2. Apply, no matter what
According to the American Council on Education, every year, more than 1.5 million students who qualify for Pell grants miss out on the free government cash simply because they don't fill out the Free Application for Federal Student Aid, or FAFSA, paperwork. In fact, regardless of assets or household income, all dependent students qualify for Stafford loans. But you can only get them if you file your FAFSA.
3. Meet the deadlines
Turning in your FAFSA late can significantly decrease your chance of banking big. Keep in mind your state's deadline, too. "We encourage students to complete the FAFSA as early as possible and in advance of state deadlines, so that they can get all of the free money that they are entitled to," says Martha Holler, vice president of corporate communications at Sallie Mae. Cathy Thomas, director of financial aid for the University of Southern California, reports that missed deadlines are the No. 1 mistake students make when applying for federal aid. "If they don't miss them the first year, they miss them the second or the third or the fourth," she says.

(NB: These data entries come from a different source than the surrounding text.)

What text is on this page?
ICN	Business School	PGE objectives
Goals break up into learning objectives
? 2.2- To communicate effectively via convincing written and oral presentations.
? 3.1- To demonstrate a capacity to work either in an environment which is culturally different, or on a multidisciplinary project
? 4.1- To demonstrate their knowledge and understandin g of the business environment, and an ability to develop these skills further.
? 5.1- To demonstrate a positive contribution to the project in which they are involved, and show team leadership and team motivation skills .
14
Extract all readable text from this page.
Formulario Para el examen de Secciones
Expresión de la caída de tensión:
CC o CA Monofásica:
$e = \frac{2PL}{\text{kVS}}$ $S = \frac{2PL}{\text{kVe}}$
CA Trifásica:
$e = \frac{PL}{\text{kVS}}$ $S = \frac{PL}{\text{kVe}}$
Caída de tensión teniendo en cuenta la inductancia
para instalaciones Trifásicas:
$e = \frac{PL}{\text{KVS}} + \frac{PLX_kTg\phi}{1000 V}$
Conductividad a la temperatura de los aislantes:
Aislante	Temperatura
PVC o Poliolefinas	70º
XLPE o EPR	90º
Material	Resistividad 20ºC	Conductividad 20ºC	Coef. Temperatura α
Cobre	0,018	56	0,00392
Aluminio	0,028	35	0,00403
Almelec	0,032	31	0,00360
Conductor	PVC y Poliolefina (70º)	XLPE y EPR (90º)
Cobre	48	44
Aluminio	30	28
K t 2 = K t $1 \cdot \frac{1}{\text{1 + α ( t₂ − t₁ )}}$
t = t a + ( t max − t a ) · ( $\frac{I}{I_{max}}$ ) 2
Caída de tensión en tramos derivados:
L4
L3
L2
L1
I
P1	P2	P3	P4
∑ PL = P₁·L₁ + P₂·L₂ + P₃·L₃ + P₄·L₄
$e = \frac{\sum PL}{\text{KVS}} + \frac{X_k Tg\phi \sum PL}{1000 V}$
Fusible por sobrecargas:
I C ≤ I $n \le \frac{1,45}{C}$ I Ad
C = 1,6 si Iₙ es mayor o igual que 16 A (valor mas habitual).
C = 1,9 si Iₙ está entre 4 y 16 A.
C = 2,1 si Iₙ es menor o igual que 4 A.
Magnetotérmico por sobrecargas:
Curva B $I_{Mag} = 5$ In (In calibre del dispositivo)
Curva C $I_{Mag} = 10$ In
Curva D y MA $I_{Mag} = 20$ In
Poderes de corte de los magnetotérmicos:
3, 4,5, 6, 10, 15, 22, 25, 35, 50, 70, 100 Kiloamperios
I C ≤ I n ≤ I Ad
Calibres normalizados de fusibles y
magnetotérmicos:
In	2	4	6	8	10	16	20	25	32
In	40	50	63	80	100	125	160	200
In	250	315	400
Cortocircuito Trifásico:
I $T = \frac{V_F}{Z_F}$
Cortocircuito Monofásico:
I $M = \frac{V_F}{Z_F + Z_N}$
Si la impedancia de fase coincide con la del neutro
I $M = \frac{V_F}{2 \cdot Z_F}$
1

To make sure your student qualifies for all first-come, first-serve aid, estimate your annual income and turn in your FAFSA as early in the year as possible.
4. Save in parents' names
No mortgage payment, no electric bill, no insurance premium -- the life of a student is fiscally sweet. But the government does expect students to contribute financially to their own education. Dependent students are expected to put 35 percent of all income, savings and trust fund cash toward college, while parents are expected to use only 5.6 percent of their assets for this purpose. Instead of stockpiling money in your child's account, keep it in your own or stick it in a 529 plan.
5. Ditch your debt
While aid officers will consider what you've got, they won't consider what you owe. Consider liquidating funds that could count against you by paying off loans or credit card debt. Beyond simply increasing your child's eligibility for federal grants and scholarships, eliminating debt will also help your family qualify for larger, lower-interest loans.